Stability AI released two variants of fine tuned VAE decoders, EMA and MSE. (Exponential Moving Average and Mean Square Error are metrics for measuring how good the autoencoders are.)
See their comparison reproduced below.
Which one should you use? Stability’s assessment with 256×256 images is that EMA produces sharper images while MSE’s images are smoother. (That matches my own testing.)
In my own testing of Stable Diffusion v1.4 and v1.5 with 512×512 images, I see good improvements to rendering eyes in some images, especially when the faces are small. I didn’t see any improvements to rendering text but I don’t think many people are using Stable Diffusion for this reason anyway.
In no case the new VAE performs worse. Either doing better or nothing.
Below is a comparison between original, EMA and MSE using Stable Diffusion v1.5 model. (prompt can be found here.) Enlarge and compare the difference.
Improvements to text generation are not as clear (Added “holding a sign said Stable Diffusion” to the prompt):
You can also use these VAEs with a custom model. I tested with some anime models but didn’t see any improvements. I encourage you to do your own test.
As a final note, EMA and MSE are compatible with Stable Diffusion v2.0. You can use them but the effect is minimal. 2.0 is already very good at rendering eyes. Perhaps they have already incorporated the improvement to the model.
Should I use a VAE?
You don’t need to use a VAE if you are happy with the result you are getting. E.g. you are already using face restoration like CodeFormer to fix eyes.
You should use a VAE if you are in the camp of taking all little improvements you can get. You only need to go through the trouble of setting it up once. After that the art creation workflow stays the same.
How to use VAE?
VAEs are ready to use in the Colab Notebook included in the Quick Start Guide.
Currently there are two improved versions of VAE released by Stability. Below are direct download links.
This install instruction applies to AUTOMATIC1111 GUI. Place the downloaded VAE files to the directory
For Linux and Mac OS
For your convenience, running the commands below in Linux or Mac OS under
stable-diffusion-webui‘s directory downloads and installs the VAE files.
wget https://huggingface.co/stabilityai/sd-vae-ft-ema-original/resolve/main/vae-ft-ema-560000-ema-pruned.ckpt -O models/VAE/vae-ft-ema-560000-ema-pruned.ckpt wget https://huggingface.co/stabilityai/sd-vae-ft-mse-original/resolve/main/vae-ft-mse-840000-ema-pruned.ckpt -O models/VAE/vae-ft-mse-840000-ema-pruned.ckpt
To use a VAE in AUTOMATIC1111 GUI, go to the Settings tab and find a section called SD VAE (Use Ctrl+F if you cannot find it). In the dropdown menu, select the VAE file you want to use.

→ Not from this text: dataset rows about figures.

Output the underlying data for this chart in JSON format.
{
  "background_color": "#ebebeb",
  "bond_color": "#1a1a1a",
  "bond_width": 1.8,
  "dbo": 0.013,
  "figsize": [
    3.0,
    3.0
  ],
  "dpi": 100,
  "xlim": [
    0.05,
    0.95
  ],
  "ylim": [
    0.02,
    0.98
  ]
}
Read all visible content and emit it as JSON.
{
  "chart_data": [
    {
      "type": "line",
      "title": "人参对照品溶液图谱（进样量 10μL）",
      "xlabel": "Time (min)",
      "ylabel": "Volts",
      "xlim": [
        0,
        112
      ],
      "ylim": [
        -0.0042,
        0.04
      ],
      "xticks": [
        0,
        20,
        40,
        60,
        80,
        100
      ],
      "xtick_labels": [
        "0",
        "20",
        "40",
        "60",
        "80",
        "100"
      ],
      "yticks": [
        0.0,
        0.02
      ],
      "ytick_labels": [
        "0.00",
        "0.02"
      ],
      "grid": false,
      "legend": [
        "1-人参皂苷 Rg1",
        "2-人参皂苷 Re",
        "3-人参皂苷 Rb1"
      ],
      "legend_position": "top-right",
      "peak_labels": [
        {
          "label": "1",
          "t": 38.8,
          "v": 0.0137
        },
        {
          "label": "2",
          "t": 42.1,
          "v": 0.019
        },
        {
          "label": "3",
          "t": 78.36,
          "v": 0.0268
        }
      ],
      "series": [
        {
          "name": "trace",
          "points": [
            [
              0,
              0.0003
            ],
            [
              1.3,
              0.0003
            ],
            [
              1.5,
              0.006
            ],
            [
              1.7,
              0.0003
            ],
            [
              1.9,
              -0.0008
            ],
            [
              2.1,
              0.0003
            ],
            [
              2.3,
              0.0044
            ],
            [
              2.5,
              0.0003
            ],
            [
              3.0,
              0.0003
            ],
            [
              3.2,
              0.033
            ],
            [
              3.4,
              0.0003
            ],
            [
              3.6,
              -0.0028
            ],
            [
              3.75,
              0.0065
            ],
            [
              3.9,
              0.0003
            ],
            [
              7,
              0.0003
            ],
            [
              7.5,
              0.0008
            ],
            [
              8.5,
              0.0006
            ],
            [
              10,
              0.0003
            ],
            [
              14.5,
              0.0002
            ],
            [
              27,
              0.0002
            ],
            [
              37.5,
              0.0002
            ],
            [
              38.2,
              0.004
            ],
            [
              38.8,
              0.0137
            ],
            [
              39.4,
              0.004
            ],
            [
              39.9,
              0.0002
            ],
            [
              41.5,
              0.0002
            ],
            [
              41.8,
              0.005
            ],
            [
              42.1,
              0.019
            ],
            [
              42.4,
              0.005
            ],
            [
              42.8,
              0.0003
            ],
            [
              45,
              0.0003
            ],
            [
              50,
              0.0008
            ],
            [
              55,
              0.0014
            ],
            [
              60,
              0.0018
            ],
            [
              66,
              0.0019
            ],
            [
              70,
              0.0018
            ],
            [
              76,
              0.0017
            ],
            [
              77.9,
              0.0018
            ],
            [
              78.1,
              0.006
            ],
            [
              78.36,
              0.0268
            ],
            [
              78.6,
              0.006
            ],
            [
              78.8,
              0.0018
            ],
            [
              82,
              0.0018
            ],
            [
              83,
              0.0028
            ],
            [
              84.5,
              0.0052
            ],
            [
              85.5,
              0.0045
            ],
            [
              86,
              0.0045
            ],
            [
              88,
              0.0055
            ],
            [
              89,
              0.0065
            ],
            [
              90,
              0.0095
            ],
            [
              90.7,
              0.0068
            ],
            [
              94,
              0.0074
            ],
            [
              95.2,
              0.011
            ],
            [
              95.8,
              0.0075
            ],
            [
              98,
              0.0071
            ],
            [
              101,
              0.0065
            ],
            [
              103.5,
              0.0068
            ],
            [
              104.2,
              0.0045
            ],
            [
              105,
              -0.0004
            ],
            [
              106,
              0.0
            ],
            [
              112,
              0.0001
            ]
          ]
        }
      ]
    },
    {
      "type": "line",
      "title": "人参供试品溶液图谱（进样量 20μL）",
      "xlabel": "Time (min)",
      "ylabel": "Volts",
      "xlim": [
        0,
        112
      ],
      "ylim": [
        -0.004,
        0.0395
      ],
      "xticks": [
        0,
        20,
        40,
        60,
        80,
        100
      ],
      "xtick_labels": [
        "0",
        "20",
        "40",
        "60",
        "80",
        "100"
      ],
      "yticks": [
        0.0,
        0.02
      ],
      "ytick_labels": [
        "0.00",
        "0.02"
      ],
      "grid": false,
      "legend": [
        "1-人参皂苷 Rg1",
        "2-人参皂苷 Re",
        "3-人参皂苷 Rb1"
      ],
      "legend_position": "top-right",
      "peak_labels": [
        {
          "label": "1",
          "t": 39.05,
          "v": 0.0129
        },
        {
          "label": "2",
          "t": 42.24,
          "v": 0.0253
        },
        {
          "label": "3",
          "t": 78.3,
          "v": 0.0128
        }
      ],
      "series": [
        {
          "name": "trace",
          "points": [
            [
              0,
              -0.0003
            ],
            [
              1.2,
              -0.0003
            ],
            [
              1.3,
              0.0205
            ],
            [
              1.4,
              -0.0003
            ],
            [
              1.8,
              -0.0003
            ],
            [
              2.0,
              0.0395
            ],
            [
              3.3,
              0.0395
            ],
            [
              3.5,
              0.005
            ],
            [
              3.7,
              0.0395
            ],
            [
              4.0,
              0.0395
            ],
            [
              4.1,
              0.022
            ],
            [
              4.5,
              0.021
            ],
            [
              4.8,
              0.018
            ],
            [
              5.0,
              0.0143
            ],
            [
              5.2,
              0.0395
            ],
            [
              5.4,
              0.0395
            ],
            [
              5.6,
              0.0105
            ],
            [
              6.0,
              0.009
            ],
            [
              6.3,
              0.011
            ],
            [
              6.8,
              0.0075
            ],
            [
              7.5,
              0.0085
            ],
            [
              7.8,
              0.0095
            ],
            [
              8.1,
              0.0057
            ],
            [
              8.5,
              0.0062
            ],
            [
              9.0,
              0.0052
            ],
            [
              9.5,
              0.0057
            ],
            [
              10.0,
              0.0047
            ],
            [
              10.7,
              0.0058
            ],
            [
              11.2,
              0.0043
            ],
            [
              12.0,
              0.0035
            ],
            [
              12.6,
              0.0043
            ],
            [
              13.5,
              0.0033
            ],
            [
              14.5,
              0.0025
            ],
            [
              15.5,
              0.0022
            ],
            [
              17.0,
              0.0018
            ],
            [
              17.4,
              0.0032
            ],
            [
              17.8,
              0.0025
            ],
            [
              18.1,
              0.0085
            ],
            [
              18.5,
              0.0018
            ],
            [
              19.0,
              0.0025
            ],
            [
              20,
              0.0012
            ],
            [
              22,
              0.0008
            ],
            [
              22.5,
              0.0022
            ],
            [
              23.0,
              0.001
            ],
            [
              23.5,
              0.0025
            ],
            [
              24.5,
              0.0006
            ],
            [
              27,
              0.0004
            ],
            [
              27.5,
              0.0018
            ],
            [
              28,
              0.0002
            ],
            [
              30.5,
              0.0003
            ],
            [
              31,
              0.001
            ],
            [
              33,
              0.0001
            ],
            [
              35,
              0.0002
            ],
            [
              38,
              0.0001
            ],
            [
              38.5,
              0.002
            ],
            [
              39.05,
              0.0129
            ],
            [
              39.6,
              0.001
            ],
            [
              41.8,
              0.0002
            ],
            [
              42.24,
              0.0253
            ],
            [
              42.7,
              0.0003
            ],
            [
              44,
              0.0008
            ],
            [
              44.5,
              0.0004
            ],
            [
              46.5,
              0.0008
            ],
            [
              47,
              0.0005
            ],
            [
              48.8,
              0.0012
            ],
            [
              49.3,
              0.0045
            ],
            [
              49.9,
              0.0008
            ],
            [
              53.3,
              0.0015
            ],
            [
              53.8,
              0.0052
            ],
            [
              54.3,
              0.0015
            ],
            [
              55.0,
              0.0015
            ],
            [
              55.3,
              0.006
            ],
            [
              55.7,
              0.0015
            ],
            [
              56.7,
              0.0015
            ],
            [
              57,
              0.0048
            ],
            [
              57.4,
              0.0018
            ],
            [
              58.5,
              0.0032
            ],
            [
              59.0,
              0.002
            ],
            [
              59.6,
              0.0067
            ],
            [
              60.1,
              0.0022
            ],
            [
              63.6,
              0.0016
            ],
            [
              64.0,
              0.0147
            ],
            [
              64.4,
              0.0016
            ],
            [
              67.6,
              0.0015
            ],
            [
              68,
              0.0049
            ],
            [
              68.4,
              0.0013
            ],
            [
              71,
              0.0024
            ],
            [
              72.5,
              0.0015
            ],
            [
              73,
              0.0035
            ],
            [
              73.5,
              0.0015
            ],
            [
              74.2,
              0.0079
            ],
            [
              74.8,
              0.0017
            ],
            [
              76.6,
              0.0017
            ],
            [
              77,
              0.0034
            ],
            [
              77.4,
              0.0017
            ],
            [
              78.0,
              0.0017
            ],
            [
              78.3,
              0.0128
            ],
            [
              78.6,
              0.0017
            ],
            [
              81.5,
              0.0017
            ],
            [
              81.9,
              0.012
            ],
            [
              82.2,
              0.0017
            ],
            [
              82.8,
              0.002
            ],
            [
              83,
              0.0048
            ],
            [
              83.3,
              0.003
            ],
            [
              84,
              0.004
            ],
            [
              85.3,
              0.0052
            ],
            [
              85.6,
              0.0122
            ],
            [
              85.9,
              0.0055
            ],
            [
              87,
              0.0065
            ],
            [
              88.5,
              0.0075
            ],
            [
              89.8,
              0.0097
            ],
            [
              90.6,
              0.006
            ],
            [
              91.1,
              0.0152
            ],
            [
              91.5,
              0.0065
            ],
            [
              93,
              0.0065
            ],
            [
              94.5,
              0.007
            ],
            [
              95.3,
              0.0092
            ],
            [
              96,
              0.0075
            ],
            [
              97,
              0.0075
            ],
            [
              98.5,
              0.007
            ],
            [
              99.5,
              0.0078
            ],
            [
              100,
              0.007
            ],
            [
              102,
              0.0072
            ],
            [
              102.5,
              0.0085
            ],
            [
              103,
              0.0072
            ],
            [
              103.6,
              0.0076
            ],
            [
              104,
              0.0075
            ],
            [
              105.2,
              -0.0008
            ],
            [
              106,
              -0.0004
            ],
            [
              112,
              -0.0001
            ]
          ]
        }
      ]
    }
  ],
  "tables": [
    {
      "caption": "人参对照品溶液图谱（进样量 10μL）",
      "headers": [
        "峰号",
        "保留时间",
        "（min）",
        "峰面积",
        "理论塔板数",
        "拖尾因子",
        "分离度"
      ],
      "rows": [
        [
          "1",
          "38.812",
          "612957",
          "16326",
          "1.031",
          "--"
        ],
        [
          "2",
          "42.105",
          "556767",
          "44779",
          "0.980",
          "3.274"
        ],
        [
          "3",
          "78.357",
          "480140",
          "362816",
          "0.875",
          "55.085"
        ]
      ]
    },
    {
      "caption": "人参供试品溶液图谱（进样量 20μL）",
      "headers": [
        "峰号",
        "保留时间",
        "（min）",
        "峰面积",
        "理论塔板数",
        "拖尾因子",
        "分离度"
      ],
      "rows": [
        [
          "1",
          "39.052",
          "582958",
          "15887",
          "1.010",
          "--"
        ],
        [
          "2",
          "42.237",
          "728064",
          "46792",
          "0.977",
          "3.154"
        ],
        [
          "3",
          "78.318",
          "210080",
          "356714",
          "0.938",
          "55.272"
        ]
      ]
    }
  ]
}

Press the big red Apply Settings button on top. You should see the message
Settings: sd_vae applied
in the Setting tab when the loading is successful.
Other options in the dropdown menu are:
- None: Use the original VAE that comes with the model.
- Auto: see this post for behavior. I don’t recommend beginners to use Auto since it is easy to confuse which VAE is in use.
We have gone through how to use the two improved VAE decoders released by Stability AI. They provide small but noticeable improvement to rendering eyes. You can decide whether you want to use it.
For me, I am using it because I don’t see any cases they harm my images. Hope this article helps!